Хотя, к слову, надо отметить, что Гриша этой участи избежал. Видимо то, что Полина теперь вечерами бывала дома, не позволяло ему злоупотреблять. Да и Петя тоже стараниями жены (она на четыре свалившихся с неба выходных затеяла ремонт в давно уже требовавшей обновления кухне) мирно и продуктивно занимался полезной деятельностью.
Конечно, после митинга они собрались в мастерских и, в меру выпивая за помин души Генсека, обсудили ситуацию.
– Ну вот, склеил ласты старый маразматик, – довольно жестко оценил ее предварительно где-то «тяпнувший» и уже бывший «навеселе» Пень. Конечно, в то время никто из друзей не мог знать ни о неудачном покушении, ни о несчастном случае, случившемся с Брежневым прошедшей весной в ходе поездки по Узбекистану, который и подорвал без того не богатырское его здоровье. Но Гриша, чуя неладное, возразил:
– Не скажи. Все эти скоропостижные перемены в нашей стране ни к чему хорошему не приводили.
– А сейчас чего, хорошо?! Вон, за простым хлебом очередь выстраивается – и к обеду он заканчивается.
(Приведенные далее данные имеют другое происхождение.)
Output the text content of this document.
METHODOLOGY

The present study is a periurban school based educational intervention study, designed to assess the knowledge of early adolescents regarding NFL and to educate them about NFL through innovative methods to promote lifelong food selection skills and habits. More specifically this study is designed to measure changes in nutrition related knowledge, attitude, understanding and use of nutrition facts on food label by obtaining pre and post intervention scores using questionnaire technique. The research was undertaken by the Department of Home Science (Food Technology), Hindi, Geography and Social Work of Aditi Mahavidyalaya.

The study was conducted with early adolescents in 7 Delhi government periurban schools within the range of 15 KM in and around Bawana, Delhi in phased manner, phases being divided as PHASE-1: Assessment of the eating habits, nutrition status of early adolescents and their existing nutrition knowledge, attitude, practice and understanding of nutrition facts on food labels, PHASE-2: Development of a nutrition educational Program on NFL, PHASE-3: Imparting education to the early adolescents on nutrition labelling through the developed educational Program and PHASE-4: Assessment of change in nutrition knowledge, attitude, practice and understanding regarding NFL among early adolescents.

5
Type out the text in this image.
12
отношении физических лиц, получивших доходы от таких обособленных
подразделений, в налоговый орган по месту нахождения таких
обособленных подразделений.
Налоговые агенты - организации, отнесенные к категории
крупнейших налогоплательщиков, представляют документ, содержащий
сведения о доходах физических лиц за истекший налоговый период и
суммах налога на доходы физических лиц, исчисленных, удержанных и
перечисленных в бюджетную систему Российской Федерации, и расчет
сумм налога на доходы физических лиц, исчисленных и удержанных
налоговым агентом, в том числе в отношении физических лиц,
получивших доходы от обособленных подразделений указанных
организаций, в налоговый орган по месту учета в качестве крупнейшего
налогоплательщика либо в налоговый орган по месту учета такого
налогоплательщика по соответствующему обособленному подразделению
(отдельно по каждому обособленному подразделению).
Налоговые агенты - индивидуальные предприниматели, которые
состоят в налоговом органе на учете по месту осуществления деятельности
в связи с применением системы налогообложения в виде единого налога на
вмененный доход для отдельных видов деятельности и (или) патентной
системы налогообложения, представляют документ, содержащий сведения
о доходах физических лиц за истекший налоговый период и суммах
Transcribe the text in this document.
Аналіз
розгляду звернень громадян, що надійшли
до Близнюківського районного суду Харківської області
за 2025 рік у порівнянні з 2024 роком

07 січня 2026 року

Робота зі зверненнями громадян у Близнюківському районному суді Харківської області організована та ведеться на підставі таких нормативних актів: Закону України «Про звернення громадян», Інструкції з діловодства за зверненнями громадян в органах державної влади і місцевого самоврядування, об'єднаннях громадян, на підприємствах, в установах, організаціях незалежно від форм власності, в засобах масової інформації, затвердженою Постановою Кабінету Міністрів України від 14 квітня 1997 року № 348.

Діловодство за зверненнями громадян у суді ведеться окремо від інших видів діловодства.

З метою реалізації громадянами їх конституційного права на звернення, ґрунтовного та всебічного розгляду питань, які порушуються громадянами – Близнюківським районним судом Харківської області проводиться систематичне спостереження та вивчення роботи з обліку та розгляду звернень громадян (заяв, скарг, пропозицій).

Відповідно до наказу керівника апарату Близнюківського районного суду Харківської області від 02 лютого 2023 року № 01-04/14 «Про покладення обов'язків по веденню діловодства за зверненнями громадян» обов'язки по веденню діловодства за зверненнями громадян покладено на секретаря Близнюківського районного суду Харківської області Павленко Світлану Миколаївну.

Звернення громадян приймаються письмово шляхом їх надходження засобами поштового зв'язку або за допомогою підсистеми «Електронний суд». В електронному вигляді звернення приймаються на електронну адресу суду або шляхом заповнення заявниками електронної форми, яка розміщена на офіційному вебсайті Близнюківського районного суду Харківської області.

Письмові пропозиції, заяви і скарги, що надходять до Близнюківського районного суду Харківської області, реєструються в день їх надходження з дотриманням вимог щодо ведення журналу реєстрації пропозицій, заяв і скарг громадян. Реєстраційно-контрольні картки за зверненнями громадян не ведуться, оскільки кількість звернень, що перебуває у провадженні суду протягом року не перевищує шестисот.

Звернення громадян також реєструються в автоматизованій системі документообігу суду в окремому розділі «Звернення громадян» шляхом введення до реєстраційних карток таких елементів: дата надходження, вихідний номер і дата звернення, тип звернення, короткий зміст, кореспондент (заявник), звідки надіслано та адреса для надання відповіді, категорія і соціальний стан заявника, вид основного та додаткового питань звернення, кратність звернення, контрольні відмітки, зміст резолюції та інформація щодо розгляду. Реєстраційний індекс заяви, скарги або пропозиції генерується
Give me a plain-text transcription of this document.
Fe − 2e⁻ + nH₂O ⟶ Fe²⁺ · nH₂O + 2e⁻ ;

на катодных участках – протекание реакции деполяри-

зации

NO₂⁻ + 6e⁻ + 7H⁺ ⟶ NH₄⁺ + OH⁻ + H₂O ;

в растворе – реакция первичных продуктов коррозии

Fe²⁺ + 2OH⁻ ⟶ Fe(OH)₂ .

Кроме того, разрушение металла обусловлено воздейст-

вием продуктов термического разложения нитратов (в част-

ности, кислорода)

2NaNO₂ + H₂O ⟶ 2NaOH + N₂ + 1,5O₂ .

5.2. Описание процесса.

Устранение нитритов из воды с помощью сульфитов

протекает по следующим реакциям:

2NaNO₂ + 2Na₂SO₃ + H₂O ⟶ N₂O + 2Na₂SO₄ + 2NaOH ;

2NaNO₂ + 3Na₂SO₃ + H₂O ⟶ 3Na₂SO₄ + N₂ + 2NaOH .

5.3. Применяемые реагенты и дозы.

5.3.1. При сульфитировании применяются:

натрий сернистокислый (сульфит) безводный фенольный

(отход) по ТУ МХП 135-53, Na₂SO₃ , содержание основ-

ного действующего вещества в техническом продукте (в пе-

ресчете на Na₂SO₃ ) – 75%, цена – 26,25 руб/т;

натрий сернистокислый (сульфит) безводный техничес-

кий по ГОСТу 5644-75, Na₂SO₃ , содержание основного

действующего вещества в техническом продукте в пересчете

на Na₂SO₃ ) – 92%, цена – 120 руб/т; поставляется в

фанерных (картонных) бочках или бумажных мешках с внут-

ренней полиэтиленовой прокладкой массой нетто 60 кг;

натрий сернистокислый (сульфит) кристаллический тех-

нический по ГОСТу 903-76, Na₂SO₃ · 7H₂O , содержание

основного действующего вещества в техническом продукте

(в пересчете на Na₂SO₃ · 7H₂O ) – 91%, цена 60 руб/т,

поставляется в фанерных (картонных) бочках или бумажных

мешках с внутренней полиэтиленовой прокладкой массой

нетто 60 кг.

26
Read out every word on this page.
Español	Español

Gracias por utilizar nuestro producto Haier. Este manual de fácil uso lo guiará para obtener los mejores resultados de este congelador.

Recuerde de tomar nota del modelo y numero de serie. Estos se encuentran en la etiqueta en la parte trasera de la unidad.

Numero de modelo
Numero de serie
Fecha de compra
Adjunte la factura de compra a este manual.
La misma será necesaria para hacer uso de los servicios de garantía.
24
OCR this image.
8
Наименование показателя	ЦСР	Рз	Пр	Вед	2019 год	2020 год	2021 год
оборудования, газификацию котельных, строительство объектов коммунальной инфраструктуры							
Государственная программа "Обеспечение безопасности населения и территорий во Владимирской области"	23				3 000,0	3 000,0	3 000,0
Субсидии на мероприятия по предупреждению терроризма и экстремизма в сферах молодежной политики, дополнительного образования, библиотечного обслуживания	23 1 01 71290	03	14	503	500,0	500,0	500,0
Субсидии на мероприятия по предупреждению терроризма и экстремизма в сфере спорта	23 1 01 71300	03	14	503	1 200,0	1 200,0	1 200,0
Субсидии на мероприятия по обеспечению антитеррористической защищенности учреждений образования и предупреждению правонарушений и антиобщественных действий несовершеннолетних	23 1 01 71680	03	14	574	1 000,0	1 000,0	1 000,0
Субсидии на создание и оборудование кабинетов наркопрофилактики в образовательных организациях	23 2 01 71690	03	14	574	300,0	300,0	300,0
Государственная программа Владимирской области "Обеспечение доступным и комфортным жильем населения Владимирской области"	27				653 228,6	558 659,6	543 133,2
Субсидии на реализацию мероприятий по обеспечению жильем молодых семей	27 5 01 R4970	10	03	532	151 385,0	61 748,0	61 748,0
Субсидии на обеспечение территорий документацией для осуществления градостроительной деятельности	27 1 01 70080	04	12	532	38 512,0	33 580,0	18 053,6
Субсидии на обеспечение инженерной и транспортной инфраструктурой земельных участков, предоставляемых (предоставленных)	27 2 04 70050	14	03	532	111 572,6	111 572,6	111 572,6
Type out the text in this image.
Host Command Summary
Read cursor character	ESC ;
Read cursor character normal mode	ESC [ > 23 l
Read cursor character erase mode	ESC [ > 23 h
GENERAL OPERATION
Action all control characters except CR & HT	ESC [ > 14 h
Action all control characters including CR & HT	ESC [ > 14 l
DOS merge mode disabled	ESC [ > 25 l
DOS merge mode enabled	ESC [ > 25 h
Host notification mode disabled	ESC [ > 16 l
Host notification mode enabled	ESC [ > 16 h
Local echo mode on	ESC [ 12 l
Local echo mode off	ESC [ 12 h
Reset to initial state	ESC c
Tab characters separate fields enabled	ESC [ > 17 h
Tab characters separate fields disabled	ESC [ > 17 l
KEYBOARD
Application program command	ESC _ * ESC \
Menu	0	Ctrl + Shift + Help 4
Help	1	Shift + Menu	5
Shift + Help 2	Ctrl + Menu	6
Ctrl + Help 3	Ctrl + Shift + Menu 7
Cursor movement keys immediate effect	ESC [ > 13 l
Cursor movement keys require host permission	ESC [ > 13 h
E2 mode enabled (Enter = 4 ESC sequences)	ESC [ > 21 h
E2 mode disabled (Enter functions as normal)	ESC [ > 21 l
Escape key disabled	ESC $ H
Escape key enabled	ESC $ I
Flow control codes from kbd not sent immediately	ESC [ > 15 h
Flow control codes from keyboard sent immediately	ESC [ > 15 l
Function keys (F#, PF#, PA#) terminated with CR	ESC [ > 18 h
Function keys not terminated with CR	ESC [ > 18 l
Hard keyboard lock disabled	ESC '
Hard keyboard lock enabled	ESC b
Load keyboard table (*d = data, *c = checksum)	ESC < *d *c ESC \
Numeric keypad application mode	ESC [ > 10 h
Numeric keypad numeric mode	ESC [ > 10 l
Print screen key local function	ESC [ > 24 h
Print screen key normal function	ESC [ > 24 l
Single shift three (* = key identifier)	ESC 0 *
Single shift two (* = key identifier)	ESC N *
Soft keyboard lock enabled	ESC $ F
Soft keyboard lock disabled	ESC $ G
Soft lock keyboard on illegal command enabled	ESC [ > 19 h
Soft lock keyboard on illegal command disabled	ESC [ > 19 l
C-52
Не купил – сиди голодный. Про колбасу – молчу! Ты когда последний раз ее ел?
– Ну, конечно, есть дефицит. Хотя, кто из нас голодает? Без мяса не живем. Кстати, потому что хлеб дешевый. Некоторые по четырех поросят выращивают на хлебе. Заметь, не на комбикорме, не на зерне. Вот он к обеду и заканчивается. Да я сам в день четыре буханки расходую – деве свинье, две – теленку, – размышлял Кот.
– Да уж… Вот кого сейчас назначат главным? Ведь от этого вся политика может измениться. И жизнь. И не факт, что в лучшую сторону, – взял сторону Кота Лиса.
– А как он в последнее время по телевизору выступал? Одно «Г-хм, г-хм» да «дорохие товарищи», больше ж ни хрена не понять, – нагнетал Гоша.
– Так я ж не говорю, что все прекрасно было, я просто опасаюсь того, что будет, – резюмировал Гриша.
Но, опасения Григория Ивановича, по большому счету, оправдались только спустя полтора года. С хлебом ситуация уже следующим летом стала лучше, бывало, в магазине утром иногда даже оставался вчерашний. А про водку (главная валюта страны) – говорить нечего, она подешевела практически с Нового, 1983 года. Пень же, наоборот, мнение свое негативное в отношении «эпохи застоя» (как потом окрестят восемнадцатилетнее правление Брежнего) изменил в связи с тем, что отсидел пятнадцать суток после того, как его отловили дружинники в десять утра июльского понедельника не на рабочем месте, нетвердо двигавшегося в сторону мастерских. Приехав из Кирова с ежиком проросшей поросли седеющей черной шевелюры после бритья «под ноль», он заявил:
– На хрен мне такой порядок?! И водки дешевой не надо. Самогоном, вон с «бояркой» обходились же.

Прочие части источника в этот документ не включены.